The Rainey Kelly Campbell Roalfe/Y&R managing partner Tony Harris is rubbing his hands together with glee at the prospect of getting stuck into a brief that involves two of his favourite things - beer and football. Last week, the agency beat Carlsberg's UK agency, Saatchi & Saatchi, Soul, St Luke's and the Danish incumbent, DDB Copenhagen, for the task of developing an integrated global campaign to advertise the brand's sponsorship of Euro 2004.
Standing out from the crowd of football-affiliated brands is no easy matter, and is crucial to Carlsberg's brand heritage, which explains why Carlsberg asked both roster and non-roster agencies to present ideas for the task.
RKCR/Y&R will be the creative workhorse behind a campaign that will be rolled out in up to 50 countries where Carlsberg is drunk. The agency won the pitch with an idea that Carlsberg claims will work across all media, be it TV and other traditional above-the-line formats, packaging, promotions, beer mats, direct mail and online.
The agency will present a bank of work to Carlsberg's regional marketers, who will choose which ads and activity should run in each territory, with the effect being a mix-and-match, but comprehensive, exposure for Carlsberg in the run-up to the tournament. The sponsorship deal already includes on-site branding and some commercial airtime, but other media spend will be handled by individual regions.
Starting work on the creative concept for a product that won't see the light of day until next June - Euro 2004 kicks off in ten stadia in Portugal - may seem a bit premature. But Carlsberg, and the other headline sponsors that have each forked out around £15 million for the right to associate themselves with the tournament, including Coca-Cola and McDonald's, have much to do to make sure their marketing campaigns have the right cut-through and impact to make that investment worthwhile.

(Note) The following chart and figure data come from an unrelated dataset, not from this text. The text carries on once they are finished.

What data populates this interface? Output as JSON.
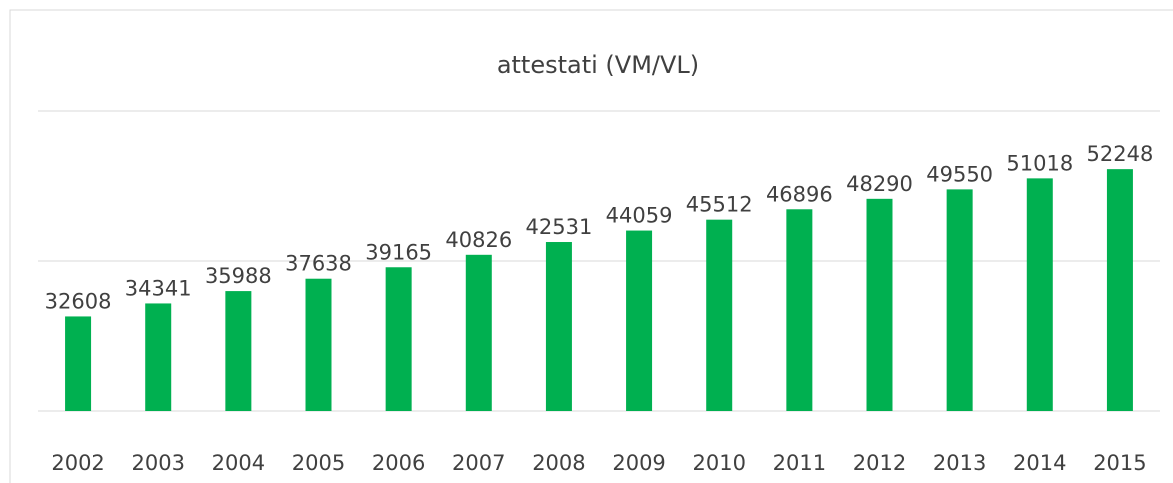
{
  "chart_data": {
    "type": "bar",
    "title": "attestati (VM/VL)",
    "categories": [
      "2002",
      "2003",
      "2004",
      "2005",
      "2006",
      "2007",
      "2008",
      "2009",
      "2010",
      "2011",
      "2012",
      "2013",
      "2014",
      "2015"
    ],
    "values": [
      32608,
      34341,
      35988,
      37638,
      39165,
      40826,
      42531,
      44059,
      45512,
      46896,
      48290,
      49550,
      51018,
      52248
    ],
    "color": "#00b050",
    "ylim": [
      20000,
      60000
    ],
    "yticks": [
      20000,
      40000,
      60000
    ],
    "grid": true
  }
}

Carlsberg is one of the most experienced companies where sports sponsorship is concerned. Apart from deals with the FA in the UK, its relationship with the UEFA-organised tournament alone spans 15 years, and it has already signed up to sponsor Euro 2008. The last tournament saw sales increase 11 per cent for the duration, and a continued 5 per cent uplift over the year, so clearly the company feels the investment is worth it.
Harris says Carlsberg is a brand utterly in sync with its target audience.
"Carlsberg not only has the heritage with the game, but also benefits from the fact that beer is seamlessly linked with football. It's a perfect fit."
Distribution is also a key factor. Because the brand is available in a wide range of markets, it is enough for any advertising and marketing creative idea to work in ways other than brand-building. "The brand is already known to consumers, so we're not on an educating mission - we are simply reminding them of Carlsberg's affiliation with the tournament," Harris says.
The Soul creative director, Bruce Crouch, agrees that Carlsberg is right to continue its high investment in football sponsorship. "Carlsberg has an inherent right to football sponsorship, and its track record goes back many years, both in national and international tournaments and teams," he says.
St Luke's executive creative director, Al Young, adds: "Carlsberg fits with football because it adheres to the principle that sponsors must bring something to the game and the fans - beer."
Crouch adds: "The further away from the event a product is, the more a sponsor is seen to be 'buying' the fans' loyalty. Carlsberg has no worries on that front, as beer is one of the first things on their minds."
As well as numerous brands that pay top dollar to reach the public through sport, the value of sports sponsorship and marketing is clearly appreciated by those with the purse-strings in advertising too. Only this month, Dentsu and Publicis Groupe teamed up to form a company, iSe, which will compete with Interpublic's Octagon sports marketing company.
With such vested interest in the sector, Carlsberg will be looking to RKCR/Y&R for creative that will stand above all others, including those companies that have no official links with Euro 2004, but will jump aboard the football bandwagon.
For evidence of football-themed marketing activity at its peak, take last year's World Cup, where unofficial "sponsors" such as Nike were just as prevalent as rivals who paid for the privilege, such as Adidas. And Coca-Cola's global TV ad "World Cup of Fans" is another good example of creative that works wherever you are in the world.
The ad was simple; a montage of the brand's previous World Cup campaigns to the soundtrack of Blondie's Atomic.
RKCR/Y&R and Carlsberg are predictably coy about the nature of the creative that won the pitch, but Crouch is sure the agency will not have trouble coming up with an idea that works globally.
"Football is a universal language that inspires similar behaviour wherever you're watching it in the world. That's why the Coca-Cola ad worked so well, because it mirrored the kind of passion shown in front rooms and bars across the globe and everyone related to it. Whatever it comes up with, RKCR will be looking to recreate that sense of passion that exists among fans," he concludes.